There are no EPAK schools in the Charlotte area.  Looking for any interested in working out on occasion during the week (I drive to Columbia, SC on Monday's for private lessions) and most weekends.  I have visited the few schools that advertise EPAK instruction but nothing solid in NC, SC.

Please drop me line if interested.

Glenn Wallace
1st Brown (Meyer/Wedlake - Cappi/Planas lineage)
Waxhaw, NC


----------



## Atlanta-Kenpo (May 7, 2004)

Next time you see Mr. Myers tell him the gang from Atlanta said hello!  WOW, does that guy have energy or what?  FYI we are directly under Mr. Wedlake and he will be here in June 11 + 12 for a seminar.  You are welcome to attend if you wish.  

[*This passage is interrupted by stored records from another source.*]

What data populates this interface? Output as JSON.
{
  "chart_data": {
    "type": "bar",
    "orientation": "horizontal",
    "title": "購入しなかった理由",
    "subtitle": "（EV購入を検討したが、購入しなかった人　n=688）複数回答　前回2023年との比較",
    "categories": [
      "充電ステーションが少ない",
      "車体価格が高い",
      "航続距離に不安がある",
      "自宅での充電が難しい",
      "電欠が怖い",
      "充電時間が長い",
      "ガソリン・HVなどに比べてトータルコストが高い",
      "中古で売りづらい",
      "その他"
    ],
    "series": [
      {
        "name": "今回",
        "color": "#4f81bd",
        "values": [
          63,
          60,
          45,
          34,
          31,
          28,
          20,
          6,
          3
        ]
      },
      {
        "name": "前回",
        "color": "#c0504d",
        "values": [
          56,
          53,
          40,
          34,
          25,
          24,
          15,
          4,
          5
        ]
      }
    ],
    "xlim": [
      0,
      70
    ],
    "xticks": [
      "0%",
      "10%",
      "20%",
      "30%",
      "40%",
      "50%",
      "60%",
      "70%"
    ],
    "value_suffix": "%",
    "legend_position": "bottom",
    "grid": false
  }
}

Our previous instructor/school owner does live in your area but I am not sure where.  I am sure if you ask Mr. Wedlake he will be able to give you his contact information.

Good Luck

Brian J Brown
Program Director/Lead Instructor
www.robertray.com


----------



## TwistofFat (May 7, 2004)

Brian,


Great to hear from you.  I have been to Mr. Ray's location a few years ago and would forward to attedning in June.  I will pass on your greating to Mr. Meyer - I am sure he will be happy to hear you are carry on Mr. Ray's tradition.

Glenn Wallace.


----------



## Atlanta-Kenpo (May 8, 2004)

Mr. Ray contacted us yesterday and I now have some contact information for you.  He is teaching again in your area and I am sure he is looking for students if you are interested.

phone # = 828.894.0650 
e-mail = mwallace@direcway.com


----------



## bellg427 (Jun 7, 2004)

I'm in Cornelius, NC.  I was also taught by Bruce Meyer and his son Paul when they had a school in Irmo, SC.  How is Bruce?

Gary


----------



## TwistofFat (Jun 9, 2004)

Gary,

Great to hear from you.  Bruce is doing very well and allows me to study with him once a week in Irmo.  I would be happy to pass on your greeting or I can give you his number if you want to drop me a line.  If you are ever interested in working out let me know (although I am in Waxhaw).

Regards - Glenn


----------